Affaire "le petit Laurent, 14 ans, a voulu aller en Europe": Lettre Ouverte à Son Excellence le Président Allassane OUATTARA, Par Jean Yves ESSO ESSIS

Par Ivoirebusiness/ Débats et Opinions - Affaire "le petit Laurent, 14 ans, a voulu aller en Europe". Lettre Ouverte à Son Excellence Monsieur Allassane OUATTARA, Président de la République de Côte d'Ivoire.

Jean Yves ESSO ESSIS.

Abidjan, le samedi 11 janvier 2020.
19h00

Excellence Monsieur le Président de la République,

Je viens par la présente vous parler du petit Laurent...Laurent Barthelemy Ani Guibahi.

A travers ce billet je veux dénoncer la légèreté avec laquelle la sécurité aéroportuaire est gérée dans notre pays. Je viens enfin par cette missive vous signifier ma désespérance absolue face à cette totale défaillance de notre système éducatif.

Le petit Laurent, 14 ans, a voulu rejoindre l'Europe...

Dans le lycée Simone Gbagbo de Yopougon où il faisait ses classes, 7000 élèves s'entassent dans des salles bondées où ils se retrouvent à 115 par classe avec trois ou quatre enfants assis sur des bancs de deux places.
En plein Abidjan en 2020...

Les réalités de notre éducation nationale sont celles là, Excellence Monsieur le Président...

Dans l'école du petit Laurent, comme dans plusieurs autres écoles, en raison du trop grand nombre d'élèves inscrits et du nombre beaucoup trop faible d'établissements scolaires, une moitié des élèves viennent le matin et l'autre moitié l'après-midi.
En plein Abidjan en 2020...

Laurent était en 4eme et faisait partie du groupe du matin. Ses camarades de 4eme de l'après-midi qui étaient en cours ne pouvaient pas s'imaginer que leur ami profiterait de cette "double vacation" forcée pour tenter une aventure suicidaire...passer de l'autre côté du miroir. Passer de l'autre côté de son horizon qu'il voyait trop sombre, si sombre.
En plein Abidjan en 2020...

L'aéroport se trouvant à une trentaine de kilomètres de son quartier, Laurent décide de traverser la ville en direction de Port Bouet puis d'escalader le mur de l'espace aéroportuaire au niveau de la piste d'atterrissage de l'aéroport Félix Houphouet Boigny d'Abidjan. Il se cachera dans les espaces verts en attendant le décollage du vol Air France prevu pour 22h55.
Comment cela est il possible en plein Abidjan en 2020...

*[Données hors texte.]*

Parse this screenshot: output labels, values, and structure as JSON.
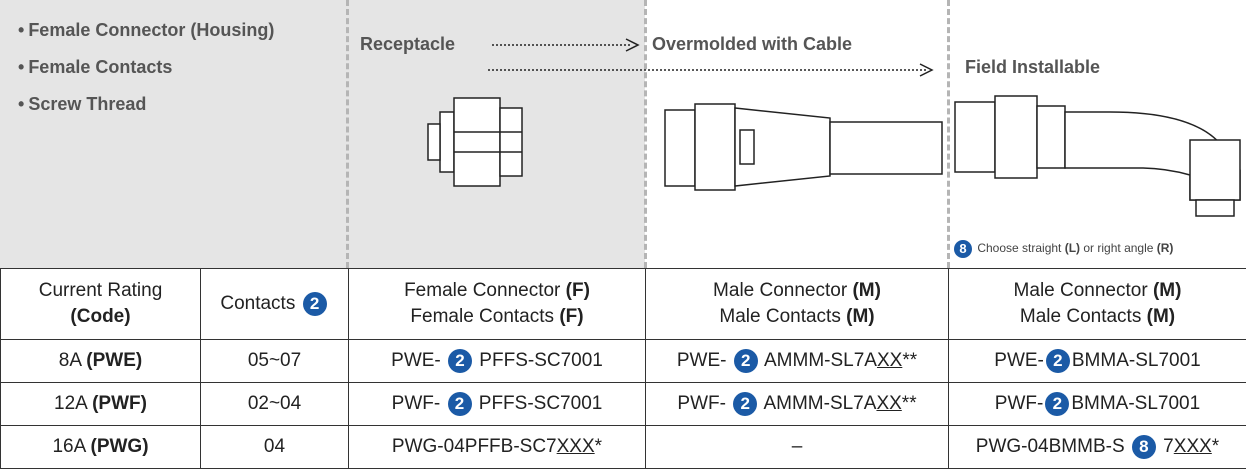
{
  "top": {
    "bullets": [
      "Female Connector (Housing)",
      "Female Contacts",
      "Screw Thread"
    ],
    "receptacle": "Receptacle",
    "overmolded": "Overmolded with Cable",
    "field": "Field Installable",
    "note": [
      {
        "text": "8",
        "style": "badge"
      },
      {
        "text": " Choose straight "
      },
      {
        "text": "(L)",
        "style": "bold"
      },
      {
        "text": " or right angle "
      },
      {
        "text": "(R)",
        "style": "bold"
      }
    ]
  },
  "table": {
    "rows": [
      [
        [
          [
            {
              "text": "Current Rating"
            }
          ],
          [
            {
              "text": "(Code)",
              "style": "bold"
            }
          ]
        ],
        [
          [
            {
              "text": "Contacts "
            },
            {
              "text": "2",
              "style": "badge"
            }
          ]
        ],
        [
          [
            {
              "text": "Female Connector "
            },
            {
              "text": "(F)",
              "style": "bold"
            }
          ],
          [
            {
              "text": "Female Contacts "
            },
            {
              "text": "(F)",
              "style": "bold"
            }
          ]
        ],
        [
          [
            {
              "text": "Male Connector "
            },
            {
              "text": "(M)",
              "style": "bold"
            }
          ],
          [
            {
              "text": "Male Contacts "
            },
            {
              "text": "(M)",
              "style": "bold"
            }
          ]
        ],
        [
          [
            {
              "text": "Male Connector "
            },
            {
              "text": "(M)",
              "style": "bold"
            }
          ],
          [
            {
              "text": "Male Contacts "
            },
            {
              "text": "(M)",
              "style": "bold"
            }
          ]
        ]
      ],
      [
        [
          [
            {
              "text": "8A "
            },
            {
              "text": "(PWE)",
              "style": "bold"
            }
          ]
        ],
        [
          [
            {
              "text": "05~07"
            }
          ]
        ],
        [
          [
            {
              "text": "PWE- "
            },
            {
              "text": "2",
              "style": "badge"
            },
            {
              "text": " PFFS-SC7001"
            }
          ]
        ],
        [
          [
            {
              "text": "PWE- "
            },
            {
              "text": "2",
              "style": "badge"
            },
            {
              "text": " AMMM-SL7A"
            },
            {
              "text": "XX",
              "style": "underline"
            },
            {
              "text": "**"
            }
          ]
        ],
        [
          [
            {
              "text": "PWE-"
            },
            {
              "text": "2",
              "style": "badge"
            },
            {
              "text": "BMMA-SL7001"
            }
          ]
        ]
      ],
      [
        [
          [
            {
              "text": "12A "
            },
            {
              "text": "(PWF)",
              "style": "bold"
            }
          ]
        ],
        [
          [
            {
              "text": "02~04"
            }
          ]
        ],
        [
          [
            {
              "text": "PWF- "
            },
            {
              "text": "2",
              "style": "badge"
            },
            {
              "text": " PFFS-SC7001"
            }
          ]
        ],
        [
          [
            {
              "text": "PWF- "
            },
            {
              "text": "2",
              "style": "badge"
            },
            {
              "text": " AMMM-SL7A"
            },
            {
              "text": "XX",
              "style": "underline"
            },
            {
              "text": "**"
            }
          ]
        ],
        [
          [
            {
              "text": "PWF-"
            },
            {
              "text": "2",
              "style": "badge"
            },
            {
              "text": "BMMA-SL7001"
            }
          ]
        ]
      ],
      [
        [
          [
            {
              "text": "16A "
            },
            {
              "text": "(PWG)",
              "style": "bold"
            }
          ]
        ],
        [
          [
            {
              "text": "04"
            }
          ]
        ],
        [
          [
            {
              "text": "PWG-04PFFB-SC7"
            },
            {
              "text": "XXX",
              "style": "underline"
            },
            {
              "text": "*"
            }
          ]
        ],
        [
          [
            {
              "text": "–"
            }
          ]
        ],
        [
          [
            {
              "text": "PWG-04BMMB-S "
            },
            {
              "text": "8",
              "style": "badge"
            },
            {
              "text": " 7"
            },
            {
              "text": "XXX",
              "style": "underline"
            },
            {
              "text": "*"
            }
          ]
        ]
      ]
    ]
  }
}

Il s'agrippe alors au train d'atterrissage de l'avion au moment du decollage de celui-ci...pour embarquer vers son Eldorado rêvé. Une fois en l'air il a très vite déchanté...Il n'imaginait pas que le froid et l'altitude le tuerait à coup sûr.

Il est passé de manière tragique de l'autre côté du miroir, Excellence monsieur le Président.

Excellence Monsieur le Président,

Au-delà de cet événement bouleversant, je souhaite attirer votre attention sur l'insoutenable légèreté de notre système éducatif. Il est inadmissible et incompréhensible de constater qu'en 2020, dans un pays comme le notre, en plein Abidjan, nous puissions encore découvrir de telles énormités au niveau de nos établissements scolaires.

Vous auriez été bien inspiré de construire davantage d'écoles au cours de vos deux mandats. Vous préférez les échangeurs et les ponts. Pauvre de nous...

Je souhaite enfin également poser une question à votre ministre chargé des transports, monsieur Amadou KONE :

Comment se fait il qu'un enfant de 14 ans ait pu se retrouver dans le train d'atterrissage d'un avion stationné a l'intérieur du périmètre de l'aéroport international FHB sans que personne ne s'en soit aperçu? Et s'il s'était agit d'un terroriste muni d'une ceinture d'explosif ? Où en serions nous aujourdhui?

Sous d'autres cieux les responsables concernés vous auraient déjà présenté leurs démissions. Mais nous sommes en Côte d'Ivoire...pays de toutes les énormités acceptables. Tout ce qui s'y passe est à votre image, Excellence Monsieur le Président, car vous en êtes le patron et le guide.
Du moins jusqu'en octobre 2020...

Excellence Monsieur le Président ,

Je suis extrêmement peiné par ce drame inacceptable. Je ne trouve pas de mots assez forts pour exprimer mon desarroi face à cette tragédie. Rien ne pourra ramener le petit Laurent et je ne sais comment faire pour consoler cette famille endeuillée.

J'ose croire que vous saurez faire le nécessaire pour prendre totalement en charge les obsèques de notre enfant parti trop tôt en quête de son rêve.

Je vous prie d'agréer, Excellence Monsieur le Président, l'expression de mes salutations respectueuses.